Ultrà, tanti i punti ancora oscuri sull’agguato contro i tifosi napoletani. La protesta dei legali di De Santis

9 Mag 2014 19:45 - di Francesco Severini

Il drammatico incidente che ha preceduto la finale di Coppa Italia di sabato 3 maggio e che ha portato al ferimento grave di tre tifosi napoletani resta avvolto nel mistero. È stato Daniele De Santis, il tifoso romanista accusato di tentato omicidio, a sparare? E prima e dopo in che mani è passata la pistola 7,65 con matricola abrasa ritrovata scarica? È confermato, come hanno scritto alcuni giornali, che secondo il gip Giacomo Ebner la pistola è stata in mano anche ai tifosi napoletani e sarebbe stata insomma oggetto di una colluttazione? Come si è appreso l’esame stub che rileva tracce di polvere da sparo sulle mani cui De Santis è stato sottoposto ha dato esito negativo. Si può spiegare il fatto con il getto d’acqua che Donatella Baglivo, proprietaria del Ciak Village, ha diretto contro il gruppo di tifosi durante la rissa per cercare di calmarli? La Baglivo è stata oggi ascoltata dagli inquirenti mentre si è saputo dai legali di Daniele De Santis che non sarà loro possibile prendere visione dell’esame stub già eseguito perché l’atto è coperto da segreto istruttorio. I legali affermano inoltre che la Questura avrebbe trasmesso l’atto solo quando era già stata fatta l’udienza di convalida. Ce n’è abbastanza dunque perché i giornali parlino di “giallo” della pistola e perché di tutta la dinamica della rissa si capisca assai poco. E del resto l’intera ricostruzione dello scontro che ha portato al ferimento è stata fin da subito controversa fino a risultare mediaticamente del tutto occultata dalla notizia della presunta trattativa con “Genny ‘a carogna” sotto la curva dell’Olimpico. Inizialmente, come si ricorderà, si era anche parlato di un agente di polizia ferito alla mano da un colpo di pistola nello stesso luogo in cui era rimasto colpito Ciro Esposito. Notizia poi categoricamente smentita. Infine la questura aveva escluso collegamenti tra il ferimento e scontri tra tifosi, attribuendo i colpi di postola a “cause occasionali”. Gli scontri invece c’erano stati, eccome.

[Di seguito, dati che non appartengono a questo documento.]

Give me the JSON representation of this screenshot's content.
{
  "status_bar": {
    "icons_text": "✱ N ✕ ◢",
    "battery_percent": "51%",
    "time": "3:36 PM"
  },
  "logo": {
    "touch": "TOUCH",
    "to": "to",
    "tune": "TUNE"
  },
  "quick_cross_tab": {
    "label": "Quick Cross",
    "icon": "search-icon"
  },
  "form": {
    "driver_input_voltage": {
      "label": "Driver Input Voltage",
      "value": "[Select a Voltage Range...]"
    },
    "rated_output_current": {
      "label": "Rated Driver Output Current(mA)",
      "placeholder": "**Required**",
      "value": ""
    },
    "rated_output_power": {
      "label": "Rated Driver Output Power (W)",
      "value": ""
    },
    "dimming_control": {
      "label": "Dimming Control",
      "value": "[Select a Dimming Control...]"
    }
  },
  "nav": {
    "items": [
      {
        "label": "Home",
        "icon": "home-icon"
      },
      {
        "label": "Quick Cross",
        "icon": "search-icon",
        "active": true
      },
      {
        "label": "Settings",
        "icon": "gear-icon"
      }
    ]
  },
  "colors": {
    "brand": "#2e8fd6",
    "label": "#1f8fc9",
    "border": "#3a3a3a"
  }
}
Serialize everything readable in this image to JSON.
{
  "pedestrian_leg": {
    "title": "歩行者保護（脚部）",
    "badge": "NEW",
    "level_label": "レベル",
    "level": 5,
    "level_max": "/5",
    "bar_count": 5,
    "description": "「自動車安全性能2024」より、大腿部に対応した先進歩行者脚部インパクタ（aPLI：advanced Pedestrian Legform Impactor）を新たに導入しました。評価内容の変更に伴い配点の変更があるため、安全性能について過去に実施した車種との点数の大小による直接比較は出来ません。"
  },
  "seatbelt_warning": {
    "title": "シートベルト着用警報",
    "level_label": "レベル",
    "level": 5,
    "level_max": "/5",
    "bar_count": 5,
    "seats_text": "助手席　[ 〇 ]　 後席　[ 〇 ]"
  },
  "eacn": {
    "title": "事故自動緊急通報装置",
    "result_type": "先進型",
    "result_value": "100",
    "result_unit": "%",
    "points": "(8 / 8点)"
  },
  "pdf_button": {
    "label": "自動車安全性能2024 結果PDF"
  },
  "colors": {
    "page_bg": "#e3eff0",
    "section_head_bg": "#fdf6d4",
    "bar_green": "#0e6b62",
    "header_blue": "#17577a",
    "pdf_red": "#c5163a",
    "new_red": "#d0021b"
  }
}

I magistrati hanno ascoltato i tre testimoni che per primi hanno soccorso Daniele De Santis. Tra loro anche i due gestori del Ciak Village che, per timore di un tragico epilogo, hanno spostato la pistola con la quale De Santis avrebbe fatto fuoco. Donatella Baglivo e il suo compagno Ivan La Rosa, gestori del Ciak Village, e la loro amica 83enne Anna, hanno ricostruito davanti ai magistrati le concitate ore che hanno vissuto sabato pomeriggio. Un punto su cui i magistrati hanno insistito è stato il ritrovamento della pistola. La donna ha sempre dichiarato di averla trovata dietro un vaso e di averla gettata in un cestino “per evitare il peggio”. Prima di lei il compagno aveva preso quella pistola, poco distante da dove De Santis giaceva a terra dopo il pestaggio, e l’aveva gettata all’interno del Ciak. I pm hanno voluto accertare anche l’uso fatto dell’acqua come “dissuasore” di altri assalti da parte dei napoletani, questo per accertare se De Santis fosse stato raggiunto dai getti d’acqua che avrebbero potuto così “lavare via” una parte dei residui di polvere da sparo. Ai tre testimoni è stato anche chiesto se fossero in grado di riconoscere qualcuno dei tifosi napoletani del commando gran parte dei quali travisati da bandane. Ai due gestori del Ciak Village è stato chiesto anche di ricostruire i rapporti con De Santis visto che i tre si conoscono da circa 5/6 anni. De Santis infatti dormiva e lavorava nell’associazione “Boreale” che dista alcune centinaia di metri dal Ciak.

Agli atti, secondo indiscrezioni, non risulta infine che il capo tifoso Gennaro De Tommaso, fosse in viale Tor di Quinto a soccorrere Ciro Esposito. C’era invece Massimiliano Mantice, l’altro tifoso raggiunto da Daspo per aver scavalcato la recinzione dello stadio Olimpico.